“When in a fight to the death, one wants to employ all one’s weapons to the utmost. I must say that to die with one’s sword still sheathed is most regrettable.”
somedays i feel like the largest part of my work is cleaning up other peoples mess. trying to undo misconceptions about training and change in general – thinking about thinking, and thinking about thinking differently. because it seems that the hardest thing to convince people of is that things that are “true” now will not always be – things that were true, were useful and proper – are now the problem, the barrier to progress. many facts we speak of are based on common assumptions, unspoken variables that make it true right now – but only for a moment. the closer you examine these facts the more visible the framing becomes – caveats pop up and eventually there are so many disclaimers and modifiers that this fact is less like a hammer blow and more like a leaky bucket. in an attempt to be honest we end up sounding like bad politicians constantly back-tracking and hedging our bets. so maybe it is a time for a different tool.

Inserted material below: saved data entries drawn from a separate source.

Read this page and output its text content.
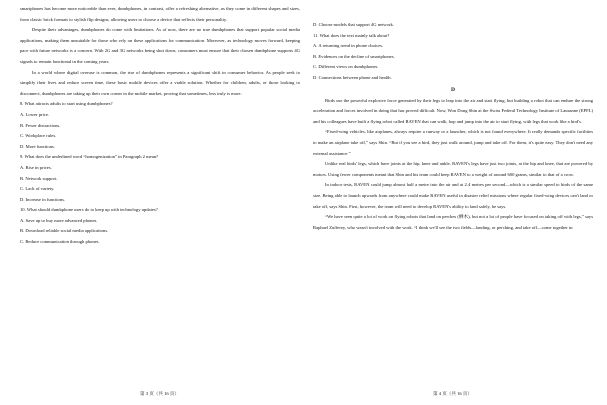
smartphones has become more noticeable than ever, dumbphones, in contrast, offer a refreshing alternative, as they come in different shapes and sizes, from classic brick formats to stylish flip designs, allowing users to choose a device that reflects their personality.

Despite their advantages, dumbphones do come with limitations. As of now, there are no true dumbphones that support popular social media applications, making them unsuitable for those who rely on these applications for communication. Moreover, as technology moves forward, keeping pace with future networks is a concern. With 2G and 3G networks being shut down, consumers must ensure that their chosen dumbphone supports 4G signals to remain functional in the coming years.

In a world where digital overuse is common, the rise of dumbphones represents a significant shift in consumer behavior. As people seek to simplify their lives and reduce screen time, these basic mobile devices offer a viable solution. Whether for children, adults, or those looking to disconnect, dumbphones are taking up their own corner in the mobile market, proving that sometimes, less truly is more.

8. What attracts adults to start using dumbphones?

A. Lower price.

B. Fewer distractions.

C. Workplace rules.

D. More functions.

9. What does the underlined word “homogenization” in Paragraph 2 mean?

A. Rise in prices.

B. Network support.

C. Lack of variety.

D. Increase in functions.

10. What should dumbphone users do to keep up with technology updates?

A. Save up to buy more advanced phones.

B. Download reliable social media applications.

C. Reduce communication through phones.

D. Choose models that support 4G network.

11. What does the text mainly talk about?

A. A returning trend in phone choices.

B. Evidences on the decline of smartphones.

C. Different views on dumbphones.

D. Connections between phone and health.

D

Birds use the powerful explosive force generated by their legs to leap into the air and start flying, but building a robot that can endure the strong acceleration and forces involved in doing that has proved difficult. Now, Won Dong Shin at the Swiss Federal Technology Institute of Lausanne (EPFL) and his colleagues have built a flying robot called RAVEN that can walk, hop and jump into the air to start flying, with legs that work like a bird's.

“Fixed-wing vehicles, like airplanes, always require a runway or a launcher, which is not found everywhere. It really demands specific facilities to make an airplane take off,” says Shin. “But if you see a bird, they just walk around, jump and take off. For them, it's quite easy. They don't need any external assistance.”

Unlike real birds' legs, which have joints at the hip, knee and ankle, RAVEN's legs have just two joints, at the hip and knee, that are powered by motors. Using fewer components meant that Shin and his team could keep RAVEN to a weight of around 600 grams, similar to that of a crow.

In indoor tests, RAVEN could jump almost half a metre into the air and at 2.4 metres per second—which is a similar speed to birds of the same size. Being able to launch upwards from anywhere could make RAVEN useful in disaster relief missions where regular fixed-wing devices can't land or take off, says Shin. First, however, the team will need to develop RAVEN's ability to land safely, he says.

“We have seen quite a lot of work on flying robots that land on perches (栖木), but not a lot of people have focused on taking off with legs,” says Raphael Zufferey, who wasn't involved with the work. “I think we'll see the two fields—landing, or perching, and take off—come together in

第 3 页（共 16 页）	第 4 页（共 16 页）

i heard of a brief study about metaphor being more effective than facts in the pursuit of changing peoples minds. it makes a lot of sense, framing new information as something old – accepted and unquestioned – of course it is easier to incorporate, but it goes deeper than that. metaphor can be used to turn a logical argument into an emotional one. metaphor can strip off the nuance and the circumstance of a scientific argument and turn it into a glaring, gut wrenching truth. now, this can be seen as dishonesty, as hackery and of politicking an otherwise constructive discussion – but when it comes down to it we sometimes have to make the choice between being honest and being useful.
that decision is a crossroads – make no bones about it. it can change a relationship, define it. it is dishonest and manipulative and often absolutely necessary. to take a fact, a dry piece of often unpleasant information and encapsulate it – turn it into something simple and stirring – something that slips past the logical filters and into our blood and our bones. the right metaphor can shift perception in an instant, can convince someone – erroneously or not – that they already agree with you, that they have all along. in general i abhor dishonesty and manipulation – but when it comes to change, to the gritty work of transforming myself and those who have entrusted me with their progression, i have found no greater lever. no sharper blade. wielded with responsibility and ruthless purpose it is possible to reshape ideas, to reframe vital changes and use our hatred of cognitive dissonance to help us shun habits that no longer serve us.
metaphor is simplification, it is emotional entrapment. it is imprecise, dishonest, and bloody useful. it is a tool. a weapon. when you know where you are and where you wish to go it may be the bridge necessary to transform a fact you know into something you feel. something that elicits an emotional response, an automatic reaction. now – i am fully aware that i often implore individuals to avoid overly emotional reactions, to create space and act with a clear head – but if that is not a possibility than i will settle for the proper reaction for a less than ideal reason. simply stated, this is about progress, not perfection. about understanding the tools at your disposal and the costs associated with their use. this is about control. about taking responsibility, about recognizing where you are right now, and deciding that – from this moment forward – you will be something better.
it’s just training.
it is better to think of training more akin to directions than hard facts – up, down, left, right – they are relational pressures, they only make sense when you have a location and a goal – and if someone told you to turn right, go a mile, and turn left – you wouldn’t accuse them of being inconsistent.